Re: Redefine[Plus] - problem
- To: mathgroup at smc.vnet.net
- Subject: [mg41134] Re: Redefine[Plus] - problem
- From: bobhanlon at aol.com (Bob Hanlon)
- Date: Mon, 5 May 2003 02:40:55 -0400 (EDT)
- References: <b92ha1$li0$1@smc.vnet.net>
- Sender: owner-wri-mathgroup at wolfram.com
I do not know the cause of the timing difference other than that you modified
the definition of Plus. It is generally a bad idea to modify a built-in
function. Rather than modify Plus, set UpValues of fc using TagSet.
Clear[fc];
fc /: fc[x_]+fc[y_]:=fc[x+y];
fc /: k_?NumericQ + fc[x_] := fc[k+x];
Bob Hanlon
In article <b92ha1$li0$1 at smc.vnet.net>, Petr Kujan <kujanp at fel.cvut.cz> wrote:
<<
Subject: Redefine[Plus] - problem
From: Petr Kujan <kujanp at fel.cvut.cz>
To: mathgroup at smc.vnet.net
Date: Sun, 4 May 2003 08:00:01 +0000 (UTC)
Hello all,
I would be grateful if someone could explain the difference in
time consummation.
I need redefine standard function Plus[] for function fc[]:
Unprotect[Plus];
Plus[a : fc[x_], b : fc[y_]] := fc[x + y]

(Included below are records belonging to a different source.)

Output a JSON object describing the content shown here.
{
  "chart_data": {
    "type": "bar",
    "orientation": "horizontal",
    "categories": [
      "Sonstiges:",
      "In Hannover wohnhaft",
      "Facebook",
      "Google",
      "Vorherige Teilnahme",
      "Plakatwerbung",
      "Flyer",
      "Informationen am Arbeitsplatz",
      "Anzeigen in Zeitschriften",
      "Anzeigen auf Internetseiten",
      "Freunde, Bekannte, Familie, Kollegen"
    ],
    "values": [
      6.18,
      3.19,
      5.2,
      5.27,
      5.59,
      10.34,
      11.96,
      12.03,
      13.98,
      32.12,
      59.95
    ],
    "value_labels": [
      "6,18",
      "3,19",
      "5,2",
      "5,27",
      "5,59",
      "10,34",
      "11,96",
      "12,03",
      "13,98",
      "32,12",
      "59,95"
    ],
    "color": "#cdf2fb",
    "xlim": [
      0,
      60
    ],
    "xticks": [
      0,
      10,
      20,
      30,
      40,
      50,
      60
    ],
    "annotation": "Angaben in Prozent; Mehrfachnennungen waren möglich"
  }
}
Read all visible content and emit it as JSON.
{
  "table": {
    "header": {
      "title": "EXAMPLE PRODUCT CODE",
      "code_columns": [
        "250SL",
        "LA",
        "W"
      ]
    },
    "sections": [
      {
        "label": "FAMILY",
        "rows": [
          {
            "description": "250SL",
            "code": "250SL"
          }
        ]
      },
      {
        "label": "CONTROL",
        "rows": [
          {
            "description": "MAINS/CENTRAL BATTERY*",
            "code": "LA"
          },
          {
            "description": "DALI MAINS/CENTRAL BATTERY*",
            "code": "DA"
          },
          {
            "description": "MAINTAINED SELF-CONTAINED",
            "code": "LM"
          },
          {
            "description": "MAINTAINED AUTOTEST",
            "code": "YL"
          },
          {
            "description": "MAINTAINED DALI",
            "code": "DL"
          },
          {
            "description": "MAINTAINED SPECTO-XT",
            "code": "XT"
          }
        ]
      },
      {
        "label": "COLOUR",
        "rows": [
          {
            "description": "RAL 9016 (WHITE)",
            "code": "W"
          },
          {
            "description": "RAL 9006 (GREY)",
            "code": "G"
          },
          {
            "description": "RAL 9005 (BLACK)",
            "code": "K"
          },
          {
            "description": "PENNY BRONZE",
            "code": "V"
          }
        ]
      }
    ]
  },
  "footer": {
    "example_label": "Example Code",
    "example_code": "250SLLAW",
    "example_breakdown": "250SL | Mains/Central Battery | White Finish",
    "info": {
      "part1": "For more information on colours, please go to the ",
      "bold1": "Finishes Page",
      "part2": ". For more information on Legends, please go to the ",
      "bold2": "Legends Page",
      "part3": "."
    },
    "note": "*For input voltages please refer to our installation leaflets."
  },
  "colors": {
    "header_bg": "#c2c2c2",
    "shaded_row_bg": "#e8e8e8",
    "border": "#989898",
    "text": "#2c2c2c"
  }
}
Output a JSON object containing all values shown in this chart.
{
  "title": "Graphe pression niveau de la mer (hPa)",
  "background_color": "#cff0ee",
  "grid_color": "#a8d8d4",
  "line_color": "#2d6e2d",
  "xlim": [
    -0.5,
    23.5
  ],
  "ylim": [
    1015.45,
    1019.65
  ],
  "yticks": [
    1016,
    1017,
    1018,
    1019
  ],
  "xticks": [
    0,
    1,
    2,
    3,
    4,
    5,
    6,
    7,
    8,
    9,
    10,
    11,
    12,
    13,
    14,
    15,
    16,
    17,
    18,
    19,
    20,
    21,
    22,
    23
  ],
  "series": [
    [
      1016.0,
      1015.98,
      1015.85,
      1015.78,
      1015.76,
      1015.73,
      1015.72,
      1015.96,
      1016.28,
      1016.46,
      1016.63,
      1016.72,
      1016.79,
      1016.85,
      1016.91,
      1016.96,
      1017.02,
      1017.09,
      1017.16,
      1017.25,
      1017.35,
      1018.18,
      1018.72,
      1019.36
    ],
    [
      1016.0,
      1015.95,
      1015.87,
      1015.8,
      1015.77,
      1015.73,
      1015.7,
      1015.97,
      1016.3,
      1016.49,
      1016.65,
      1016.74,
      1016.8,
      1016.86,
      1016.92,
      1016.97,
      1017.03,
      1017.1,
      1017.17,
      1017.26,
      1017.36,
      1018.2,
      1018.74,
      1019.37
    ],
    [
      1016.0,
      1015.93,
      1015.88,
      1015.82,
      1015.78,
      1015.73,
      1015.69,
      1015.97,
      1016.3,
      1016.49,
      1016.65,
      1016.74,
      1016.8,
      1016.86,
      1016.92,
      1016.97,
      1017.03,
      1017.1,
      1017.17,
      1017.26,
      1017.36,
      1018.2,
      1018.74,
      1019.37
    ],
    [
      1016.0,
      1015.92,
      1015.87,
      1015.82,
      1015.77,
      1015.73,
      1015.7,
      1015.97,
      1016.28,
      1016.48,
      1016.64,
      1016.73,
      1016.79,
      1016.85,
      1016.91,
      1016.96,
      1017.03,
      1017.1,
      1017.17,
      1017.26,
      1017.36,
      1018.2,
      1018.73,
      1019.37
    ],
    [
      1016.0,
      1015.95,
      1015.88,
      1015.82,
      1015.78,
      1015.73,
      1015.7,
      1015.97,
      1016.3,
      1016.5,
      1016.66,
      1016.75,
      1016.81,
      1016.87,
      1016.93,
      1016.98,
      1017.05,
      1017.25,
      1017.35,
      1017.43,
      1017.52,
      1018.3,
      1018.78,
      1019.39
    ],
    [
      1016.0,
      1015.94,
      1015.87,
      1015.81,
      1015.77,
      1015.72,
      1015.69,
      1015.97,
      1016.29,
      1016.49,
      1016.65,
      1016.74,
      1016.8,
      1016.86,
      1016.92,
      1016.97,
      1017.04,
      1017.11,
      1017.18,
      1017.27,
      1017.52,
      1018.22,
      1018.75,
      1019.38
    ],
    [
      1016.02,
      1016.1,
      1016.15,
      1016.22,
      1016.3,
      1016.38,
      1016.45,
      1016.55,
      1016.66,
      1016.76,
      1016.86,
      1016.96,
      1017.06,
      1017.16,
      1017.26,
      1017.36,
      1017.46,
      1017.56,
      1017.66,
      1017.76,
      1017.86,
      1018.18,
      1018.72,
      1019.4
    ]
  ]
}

Plus[k : _?NumericQ, b : fc[y_]] := fc[k + y]
Protect[Plus];
Now easy computation is very slow (time consummation is exponential!):
dat = Table[s, {20}];
Plus @@ dat // Timing
{20.019 Second, 20 s}
But if the symbol s replace by x only:
dat = Table[x, {20}];
Plus @@ dat // Timing
{0. Second, 20 x}
>><BR><BR>